WANHEARTNEWS.COM - Dinas Pertanian Pangan dan Perikanan (Disperpakan) Kabupaten Sleman melaporkan sebanyak 908 hewan ternak di wilayah tersebut terserang Penyakit Mulut dan Kuku (PMK) per Rabu (8/6).
Kepala Bidang Peternakan dan Kesehatan Hewan Disperpakan Sleman Sri Rahayu Saddyahsih Nawang Wulan mengatakan angka itu meliputi data hewan ternak sakit, baik yang terkonfirmasi maupun suspek PMK. Dari total angka itu, sebanyak 882 ekor ternak berstatus suspek.
Ratusan hewan itu pun sudah dianggap dan diperlakukan sebagai hewan positif terkena virus PMK.
"Kasus total ada 908, terkonfirmasi lab PCR (terkonfirmasi) PMK ada 26 ekor, suspect ada 882 ekor, sembuh 8 dan mati 3, yang potong paksa belum ada," kata Kepala Bidang Peternakan dan Kesehatan Hewan Disperpakan Sleman Sri Rahayu Saddyahsih Nawang Wulan di Kantor Bupati Sleman, dilansir Sabtu (11/6/2022)
Nawang menjelaskan ternak sakit berkategori suspek memiliki ciri bergejala klinis kriteria berat. Seperti, air liur berlebih (hipersalivasi), demam, hingga melepuh pada bagian gusi dan lidah.
Lebih lanjut, jumlah reagen di Balai Besar Veteriner (BBVet) Wates, Kulon Progo sangat terbatas. Sehingga, hewan-hewan ternak yang berstatus suspek tidak ditindaklanjuti dengan tes PCR.
Ia menambahkan Kabupaten Sleman hanya mendapat jatah 20 kali tes sejak merebaknya PMK. Namun, ia memaklumi karena BBVet juga mengampu seluruh wilayah DI Yogyakarta, sebagian Jawa Tengah, Jawa Barat, dan Jawa Timur, serta Lampung.
"Suspek, sebenarnya iya. (Dianggap) itu yang positif dan kita tangani sampai tuntas nanti," tutur Nawang.

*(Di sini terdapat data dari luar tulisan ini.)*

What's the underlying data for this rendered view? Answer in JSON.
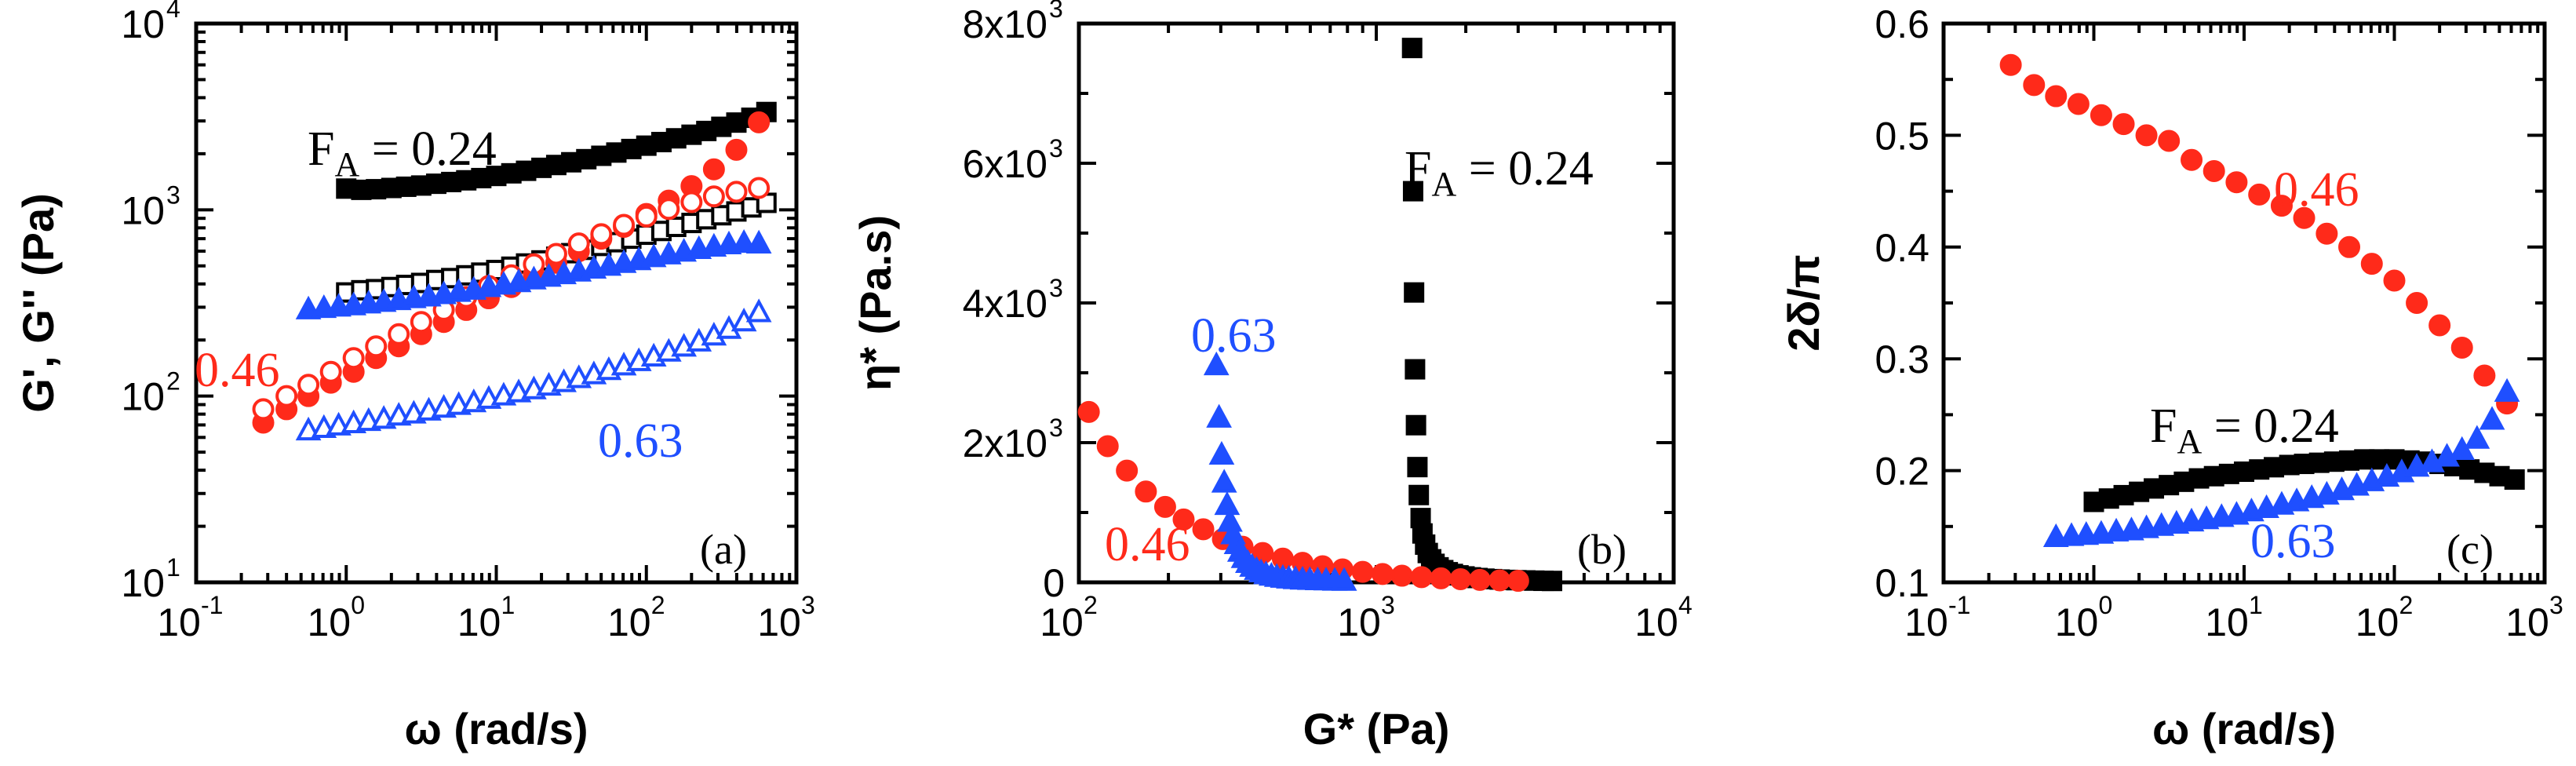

Menurutnya, hewan yang terkonfirmasi maupun suspek PMK terus mendapatkan disinfeksi secara rutin untuk kandangnya, serta diberikan pengobatan. Meskipun, ketersediaan obat pengurang rasa sakit dan demam, seperti analgesik dan antipiretik, kian menipis.
Adapun di Kabupaten Sleman, kasus PMK telah ditemukan di total 12 kecamatan sejak awal Mei 2022.
Kecamatan tersebut yaitu Moyudan, Gamping, Tempel, Mlati, Sleman, Ngaglik, Pakem, Ngemplak, Cangkringan, Berbah, Prambanan, dan Kalasan.
Nawang menuturkan meluasnya PMK di wilayah Sleman disebabkan oleh beberapa faktor. Salah satunya, kondisi hewan yang tampak sehat.
"Biasanya para peternak, pedagang, atau pengepul ternak itu mendapatkan hewan pada saat membeli. Bahkan disertai SKKH (Surat Keterangan Kesehatan Hewan)," kata Nawang.
"Karena masa inkubasi PMK ini 14 hari, kadang ternak datang di kandang dalam keadaan sehat, tetapi mungkin 3-5 hari kemudian baru menunjukkan gejala klinis. Memang waktu beli kelihatannya sehat," imbuhnya.
Nawang juga menduga meluasnya PMK dikarenakan para peternak, pedagang, pengepul, termasuk perugas peternakan kurang waspada dengan model penularan airborne (melalui udara) dari virus ini.
"Peternak, petugas, atau siapa pun datang ke kandang yang sudah positif PMK, kemudian keluar tanpa biosecurity, tanpa membersihkan diri masuk ke kandang yang belum ada kejadian itu bisa menularkan," katanya.
Meskipun kasus PMK meluas di Sleman, pemerintah kabupaten memutuskan tidak akan menutup melainkan hanya membatasi lalu lintas hewan ternak yang masuk ke wilayahnya. Ini karena 40 persen kebutuhan daging dipasok dari luar daerah.
"Otomatis untuk memenuhi hewan kurban nanti juga datang hewan-hewan kurban dari luar. Kami tetap melakukan pemantauan dan pemeriksaan," ujarnya.